Plan-R1: Safe and Feasible Trajectory Planning as Language Modeling (2505.17659v2)

Published 23 May 2025 in cs.RO and cs.CV

Abstract: Safe and feasible trajectory planning is essential for real-world autonomous driving systems. However, existing learning-based planning methods often rely on expert demonstrations, which not only lack explicit safety awareness but also risk inheriting unsafe behaviors such as speeding from suboptimal human driving data. Inspired by the success of LLMs, we propose Plan-R1, a novel two-stage trajectory planning framework that formulates trajectory planning as a sequential prediction task, guided by explicit planning principles such as safety, comfort, and traffic rule compliance. In the first stage, we train an autoregressive trajectory predictor via next motion token prediction on expert data. In the second stage, we design rule-based rewards (e.g., collision avoidance, speed limits) and fine-tune the model using Group Relative Policy Optimization (GRPO), a reinforcement learning strategy, to align its predictions with these planning principles. Experiments on the nuPlan benchmark demonstrate that our Plan-R1 significantly improves planning safety and feasibility, achieving state-of-the-art performance. Our code will be made public soon.

Summary

Plan-R1: Safe and Feasible Trajectory Planning as LLMing

The paper "Plan-R1: Safe and Feasible Trajectory Planning as LLMing," introduces a novel framework for trajectory planning in autonomous driving. This framework, designated as Plan-R1, seeks to enhance the safety and feasibility of autonomous driving systems by harnessing the predictive capabilities of LLMing, a method that has demonstrated considerable success in other domains.

Technical Approach

Plan-R1 operates as a two-stage trajectory planning framework structured around sequential prediction tasks. The first stage involves the training of an autoregressive model on expert demonstration data, which serves to establish a basic prediction of future vehicle motions based on previous and current observations. The subsequent stage employs Group Relative Policy Optimization (GRPO), a reinforcement learning technique, to align the model's predictions with explicit planning principles, including safety measures, comfort, and adherence to traffic rules. A key insight driving Plan-R1 is the notion that trajectory planning can be formulated like LLMing—where sequences of actions (or motions) are predicted and refined based on defined rewards.

Methodology

The methodology within Plan-R1 is detailed as follows:

Autoregressive Pre-training: This phase focuses on learning from sequences of expert driving data. The paper proposes discretizing trajectories into motion tokens, thereby transforming the planning task into a sequence prediction problem akin to natural language processing tasks. An attention-based model architecture is used to capture temporal dynamics and agent interactions.
Rule-based Reinforcement Learning: The fine-tuning stage is crucially distinguished by its reinforcement learning component. Here, Plan-R1 applies interpretable rule-based reward functions to ensure trajectory predictions satisfy core principles such as collision avoidance and speed limit compliance. GRPO facilitates efficient policy optimization without requiring extensive preference data, thus setting Plan-R1 apart from methods reliant on reinforcement learning from human feedback (RLHF).

Experimental Results

Experimental validation on the nuPlan benchmark reveals Plan-R1's competence in addressing major safety concerns associated with imitation learning-based methods, such as the tendency to replicate suboptimal human driving patterns like speeding. The results show a significant improvement in planning metrics, notably in reactive closed-loop simulation settings, where the planner outperforms existing planners in terms of safety and feasibility.

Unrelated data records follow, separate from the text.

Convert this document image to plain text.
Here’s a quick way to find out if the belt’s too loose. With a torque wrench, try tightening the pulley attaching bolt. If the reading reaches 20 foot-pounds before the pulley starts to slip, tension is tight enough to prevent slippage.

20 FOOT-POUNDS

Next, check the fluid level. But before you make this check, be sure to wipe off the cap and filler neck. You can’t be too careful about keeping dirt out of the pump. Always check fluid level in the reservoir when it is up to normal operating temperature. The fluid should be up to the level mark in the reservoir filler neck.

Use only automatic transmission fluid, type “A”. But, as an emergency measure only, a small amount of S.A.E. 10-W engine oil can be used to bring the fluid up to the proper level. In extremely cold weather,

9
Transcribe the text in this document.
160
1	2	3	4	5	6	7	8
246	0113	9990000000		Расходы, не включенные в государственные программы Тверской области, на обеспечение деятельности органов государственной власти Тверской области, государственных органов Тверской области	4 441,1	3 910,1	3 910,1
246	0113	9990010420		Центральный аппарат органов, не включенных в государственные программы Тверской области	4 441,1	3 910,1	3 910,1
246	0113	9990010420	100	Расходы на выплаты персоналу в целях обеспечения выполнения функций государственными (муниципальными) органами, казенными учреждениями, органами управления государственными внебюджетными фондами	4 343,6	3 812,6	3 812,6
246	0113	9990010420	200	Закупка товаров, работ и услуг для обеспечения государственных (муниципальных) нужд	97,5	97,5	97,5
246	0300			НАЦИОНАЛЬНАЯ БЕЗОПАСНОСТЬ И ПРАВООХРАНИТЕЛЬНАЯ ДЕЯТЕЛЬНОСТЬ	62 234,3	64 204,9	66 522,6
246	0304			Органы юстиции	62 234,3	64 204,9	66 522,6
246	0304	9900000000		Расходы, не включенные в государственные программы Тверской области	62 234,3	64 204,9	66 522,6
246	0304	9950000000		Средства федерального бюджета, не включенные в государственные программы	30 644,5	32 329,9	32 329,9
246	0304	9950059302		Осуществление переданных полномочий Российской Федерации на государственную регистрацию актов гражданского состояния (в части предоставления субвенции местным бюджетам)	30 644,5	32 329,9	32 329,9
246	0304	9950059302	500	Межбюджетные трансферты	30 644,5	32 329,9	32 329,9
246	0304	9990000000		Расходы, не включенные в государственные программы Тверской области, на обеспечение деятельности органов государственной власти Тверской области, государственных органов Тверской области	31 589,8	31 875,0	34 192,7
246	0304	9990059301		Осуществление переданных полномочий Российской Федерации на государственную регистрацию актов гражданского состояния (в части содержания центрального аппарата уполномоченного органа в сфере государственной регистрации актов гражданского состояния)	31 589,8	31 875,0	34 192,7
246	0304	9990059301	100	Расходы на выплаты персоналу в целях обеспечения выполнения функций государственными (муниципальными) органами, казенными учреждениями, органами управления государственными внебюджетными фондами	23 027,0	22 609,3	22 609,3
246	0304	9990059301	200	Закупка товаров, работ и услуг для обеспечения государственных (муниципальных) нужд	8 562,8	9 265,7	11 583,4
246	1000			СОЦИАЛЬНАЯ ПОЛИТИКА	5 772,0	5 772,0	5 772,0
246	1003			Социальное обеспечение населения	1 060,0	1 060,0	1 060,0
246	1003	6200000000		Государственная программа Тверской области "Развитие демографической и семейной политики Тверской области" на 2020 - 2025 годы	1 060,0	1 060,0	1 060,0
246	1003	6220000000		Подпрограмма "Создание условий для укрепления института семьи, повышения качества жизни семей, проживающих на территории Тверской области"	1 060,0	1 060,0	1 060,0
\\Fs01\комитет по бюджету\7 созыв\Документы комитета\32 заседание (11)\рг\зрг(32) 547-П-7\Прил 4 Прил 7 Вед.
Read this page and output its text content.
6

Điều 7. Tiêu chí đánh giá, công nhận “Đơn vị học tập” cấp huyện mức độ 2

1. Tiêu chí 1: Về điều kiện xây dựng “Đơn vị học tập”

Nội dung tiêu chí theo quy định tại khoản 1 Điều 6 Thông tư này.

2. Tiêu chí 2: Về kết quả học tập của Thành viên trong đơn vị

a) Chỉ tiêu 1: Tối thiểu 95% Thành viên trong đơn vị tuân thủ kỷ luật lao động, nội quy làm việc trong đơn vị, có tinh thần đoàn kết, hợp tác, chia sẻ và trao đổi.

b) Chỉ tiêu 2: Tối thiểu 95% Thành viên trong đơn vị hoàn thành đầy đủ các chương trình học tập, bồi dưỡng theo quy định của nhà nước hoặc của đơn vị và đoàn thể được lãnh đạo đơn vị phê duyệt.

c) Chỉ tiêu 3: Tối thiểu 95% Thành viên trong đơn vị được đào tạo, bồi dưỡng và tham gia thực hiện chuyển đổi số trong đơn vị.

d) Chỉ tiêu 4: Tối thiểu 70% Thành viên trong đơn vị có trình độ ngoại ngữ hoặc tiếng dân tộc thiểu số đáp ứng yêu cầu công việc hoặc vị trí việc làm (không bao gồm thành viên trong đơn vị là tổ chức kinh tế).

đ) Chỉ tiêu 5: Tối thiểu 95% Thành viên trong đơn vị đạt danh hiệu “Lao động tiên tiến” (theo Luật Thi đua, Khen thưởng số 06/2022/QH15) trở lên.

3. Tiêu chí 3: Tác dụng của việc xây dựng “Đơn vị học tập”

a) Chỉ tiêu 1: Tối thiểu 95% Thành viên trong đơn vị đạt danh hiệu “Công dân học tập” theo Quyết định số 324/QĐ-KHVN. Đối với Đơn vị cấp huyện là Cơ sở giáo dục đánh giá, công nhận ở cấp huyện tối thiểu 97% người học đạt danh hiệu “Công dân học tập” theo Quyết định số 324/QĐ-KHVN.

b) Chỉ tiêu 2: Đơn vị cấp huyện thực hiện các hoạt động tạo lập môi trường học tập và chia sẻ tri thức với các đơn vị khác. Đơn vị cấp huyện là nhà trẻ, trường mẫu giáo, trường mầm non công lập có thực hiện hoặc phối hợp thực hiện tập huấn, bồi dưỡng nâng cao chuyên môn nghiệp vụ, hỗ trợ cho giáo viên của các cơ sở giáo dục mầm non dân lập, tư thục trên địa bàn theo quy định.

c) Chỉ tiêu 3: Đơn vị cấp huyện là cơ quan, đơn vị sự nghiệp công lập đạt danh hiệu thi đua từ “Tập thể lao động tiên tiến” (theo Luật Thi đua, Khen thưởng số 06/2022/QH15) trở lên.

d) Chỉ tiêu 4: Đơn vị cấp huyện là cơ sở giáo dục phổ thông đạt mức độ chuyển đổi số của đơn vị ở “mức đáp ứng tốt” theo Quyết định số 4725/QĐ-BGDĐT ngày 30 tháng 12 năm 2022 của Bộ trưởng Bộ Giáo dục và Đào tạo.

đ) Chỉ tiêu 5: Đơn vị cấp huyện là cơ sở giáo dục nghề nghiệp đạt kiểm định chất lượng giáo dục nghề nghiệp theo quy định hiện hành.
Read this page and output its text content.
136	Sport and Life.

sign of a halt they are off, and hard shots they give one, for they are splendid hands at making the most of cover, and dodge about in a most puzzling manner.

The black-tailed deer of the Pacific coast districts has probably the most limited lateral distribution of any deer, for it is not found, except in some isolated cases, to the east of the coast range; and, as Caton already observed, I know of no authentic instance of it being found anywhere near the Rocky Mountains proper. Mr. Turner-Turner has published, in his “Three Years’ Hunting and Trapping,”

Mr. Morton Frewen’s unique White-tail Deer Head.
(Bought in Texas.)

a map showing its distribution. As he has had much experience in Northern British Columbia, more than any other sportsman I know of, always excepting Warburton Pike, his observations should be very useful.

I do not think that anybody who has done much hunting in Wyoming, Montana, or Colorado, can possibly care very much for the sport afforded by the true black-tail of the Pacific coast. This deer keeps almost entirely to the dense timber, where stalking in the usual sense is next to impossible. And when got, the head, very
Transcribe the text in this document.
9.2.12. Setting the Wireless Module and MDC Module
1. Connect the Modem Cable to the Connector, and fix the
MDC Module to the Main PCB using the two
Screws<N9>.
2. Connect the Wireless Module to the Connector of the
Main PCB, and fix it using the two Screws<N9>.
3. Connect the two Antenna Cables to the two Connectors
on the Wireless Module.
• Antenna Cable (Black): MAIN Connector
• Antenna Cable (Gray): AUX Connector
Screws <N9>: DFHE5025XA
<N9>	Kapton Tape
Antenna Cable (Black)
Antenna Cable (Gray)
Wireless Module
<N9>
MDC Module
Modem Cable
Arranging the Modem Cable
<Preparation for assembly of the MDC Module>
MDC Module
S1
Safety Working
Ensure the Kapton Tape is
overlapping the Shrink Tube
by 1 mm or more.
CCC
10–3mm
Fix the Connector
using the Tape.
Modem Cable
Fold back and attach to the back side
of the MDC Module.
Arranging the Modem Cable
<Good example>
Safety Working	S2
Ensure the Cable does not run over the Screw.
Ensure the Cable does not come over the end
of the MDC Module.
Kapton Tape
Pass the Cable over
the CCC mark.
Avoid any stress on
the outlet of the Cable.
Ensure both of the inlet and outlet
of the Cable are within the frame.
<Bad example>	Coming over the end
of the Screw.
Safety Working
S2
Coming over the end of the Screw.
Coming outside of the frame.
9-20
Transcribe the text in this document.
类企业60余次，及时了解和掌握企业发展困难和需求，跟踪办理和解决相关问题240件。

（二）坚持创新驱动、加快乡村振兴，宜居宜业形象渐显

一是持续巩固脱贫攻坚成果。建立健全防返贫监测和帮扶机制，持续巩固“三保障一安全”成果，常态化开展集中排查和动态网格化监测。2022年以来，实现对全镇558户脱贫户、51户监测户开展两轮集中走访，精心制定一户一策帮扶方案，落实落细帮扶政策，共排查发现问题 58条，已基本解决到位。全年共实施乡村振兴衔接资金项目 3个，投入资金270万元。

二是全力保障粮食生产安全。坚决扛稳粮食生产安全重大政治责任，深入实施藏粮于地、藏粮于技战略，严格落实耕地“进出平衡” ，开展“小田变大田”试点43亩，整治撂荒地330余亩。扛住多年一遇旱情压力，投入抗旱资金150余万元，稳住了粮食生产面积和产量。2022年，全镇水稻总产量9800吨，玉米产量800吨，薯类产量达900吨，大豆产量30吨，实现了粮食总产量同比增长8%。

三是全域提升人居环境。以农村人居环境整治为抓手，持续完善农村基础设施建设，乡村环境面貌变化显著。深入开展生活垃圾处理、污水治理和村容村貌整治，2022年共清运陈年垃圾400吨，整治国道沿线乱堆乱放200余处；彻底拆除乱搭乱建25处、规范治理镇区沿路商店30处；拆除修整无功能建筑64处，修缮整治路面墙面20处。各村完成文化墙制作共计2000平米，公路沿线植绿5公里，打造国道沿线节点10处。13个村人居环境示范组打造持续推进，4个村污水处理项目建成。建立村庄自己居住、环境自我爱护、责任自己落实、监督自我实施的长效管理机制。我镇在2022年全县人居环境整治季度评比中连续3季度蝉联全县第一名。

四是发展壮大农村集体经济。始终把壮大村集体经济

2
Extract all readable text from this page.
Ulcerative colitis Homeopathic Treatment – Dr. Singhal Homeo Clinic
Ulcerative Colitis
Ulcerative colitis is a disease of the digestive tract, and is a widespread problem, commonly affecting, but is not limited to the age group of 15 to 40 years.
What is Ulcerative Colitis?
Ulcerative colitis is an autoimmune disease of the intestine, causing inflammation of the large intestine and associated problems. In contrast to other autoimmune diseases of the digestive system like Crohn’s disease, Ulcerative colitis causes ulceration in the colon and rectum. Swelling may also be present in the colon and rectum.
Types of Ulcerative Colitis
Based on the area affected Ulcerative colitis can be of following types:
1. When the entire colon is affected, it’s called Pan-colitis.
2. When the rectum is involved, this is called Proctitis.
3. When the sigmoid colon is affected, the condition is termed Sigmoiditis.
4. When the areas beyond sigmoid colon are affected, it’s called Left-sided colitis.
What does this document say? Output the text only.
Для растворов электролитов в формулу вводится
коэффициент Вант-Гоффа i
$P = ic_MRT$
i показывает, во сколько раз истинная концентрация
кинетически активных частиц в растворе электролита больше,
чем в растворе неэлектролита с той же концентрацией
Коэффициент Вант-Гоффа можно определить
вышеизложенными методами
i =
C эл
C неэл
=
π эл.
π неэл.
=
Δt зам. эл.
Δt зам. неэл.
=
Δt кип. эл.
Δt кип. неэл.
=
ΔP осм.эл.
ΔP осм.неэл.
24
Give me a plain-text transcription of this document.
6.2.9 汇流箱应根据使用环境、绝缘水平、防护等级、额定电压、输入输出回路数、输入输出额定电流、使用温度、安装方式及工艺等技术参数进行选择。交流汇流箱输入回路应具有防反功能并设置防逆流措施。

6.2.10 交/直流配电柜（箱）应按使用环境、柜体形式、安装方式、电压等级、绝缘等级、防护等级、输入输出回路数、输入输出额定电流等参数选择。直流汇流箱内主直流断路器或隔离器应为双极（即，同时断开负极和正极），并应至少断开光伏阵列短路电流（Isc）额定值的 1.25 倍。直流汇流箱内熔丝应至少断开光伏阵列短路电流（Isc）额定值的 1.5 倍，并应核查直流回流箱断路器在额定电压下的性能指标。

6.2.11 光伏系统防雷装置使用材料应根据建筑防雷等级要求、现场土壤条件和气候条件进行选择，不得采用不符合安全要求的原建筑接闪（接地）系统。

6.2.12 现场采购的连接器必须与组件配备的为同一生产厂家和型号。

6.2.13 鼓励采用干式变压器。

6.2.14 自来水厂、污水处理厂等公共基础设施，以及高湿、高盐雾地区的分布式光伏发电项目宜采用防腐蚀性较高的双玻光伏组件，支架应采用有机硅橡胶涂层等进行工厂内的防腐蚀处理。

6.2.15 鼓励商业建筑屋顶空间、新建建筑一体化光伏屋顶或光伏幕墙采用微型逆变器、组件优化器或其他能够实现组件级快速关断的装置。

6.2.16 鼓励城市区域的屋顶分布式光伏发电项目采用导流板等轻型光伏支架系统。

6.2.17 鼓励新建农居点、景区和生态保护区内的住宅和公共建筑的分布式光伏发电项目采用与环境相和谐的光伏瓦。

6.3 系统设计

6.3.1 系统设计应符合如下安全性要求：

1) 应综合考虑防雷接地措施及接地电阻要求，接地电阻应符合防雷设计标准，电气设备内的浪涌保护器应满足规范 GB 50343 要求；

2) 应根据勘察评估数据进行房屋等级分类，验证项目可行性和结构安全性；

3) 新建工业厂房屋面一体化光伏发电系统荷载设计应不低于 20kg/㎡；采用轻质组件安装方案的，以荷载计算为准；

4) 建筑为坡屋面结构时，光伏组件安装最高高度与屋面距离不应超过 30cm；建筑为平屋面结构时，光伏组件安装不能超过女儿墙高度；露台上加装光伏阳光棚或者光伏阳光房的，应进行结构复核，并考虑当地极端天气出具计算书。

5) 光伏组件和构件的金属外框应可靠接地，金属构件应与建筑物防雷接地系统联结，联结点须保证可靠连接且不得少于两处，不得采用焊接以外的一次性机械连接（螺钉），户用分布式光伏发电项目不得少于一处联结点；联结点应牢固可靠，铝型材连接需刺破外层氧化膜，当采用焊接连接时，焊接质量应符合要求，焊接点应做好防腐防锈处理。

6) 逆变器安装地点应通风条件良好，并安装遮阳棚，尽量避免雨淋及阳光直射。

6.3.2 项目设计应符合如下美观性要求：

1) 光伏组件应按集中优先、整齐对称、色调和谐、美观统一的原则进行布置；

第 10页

Implications and Future Directions

This paper introduces significant advancements in automated trajectory planning by effectively decoupling behavioral imitation from safety principle alignment, a strategy that could be leveraged in broader applications across autonomous systems. Plan-R1 offers a methodologically sound approach to harmonizing the learned driving behaviors with safety-critical operation requirements. Future research may further explore the integration of this two-stage framework with more complex scenario adaptations, as well as the potential incorporation of real-time environmental feedback to enhance learning models. Additionally, advancing reinforcement strategies like GRPO and exploring its applicability beyond autonomous driving could yield significant benefits in how learning-based strategies are implemented across different domains of AI.

In summary, Plan-R1 presents an innovative approach to addressing safety in autonomous vehicles by way of sequential modeling and reinforcement learning, promising a more secure and effective trajectory planning capability.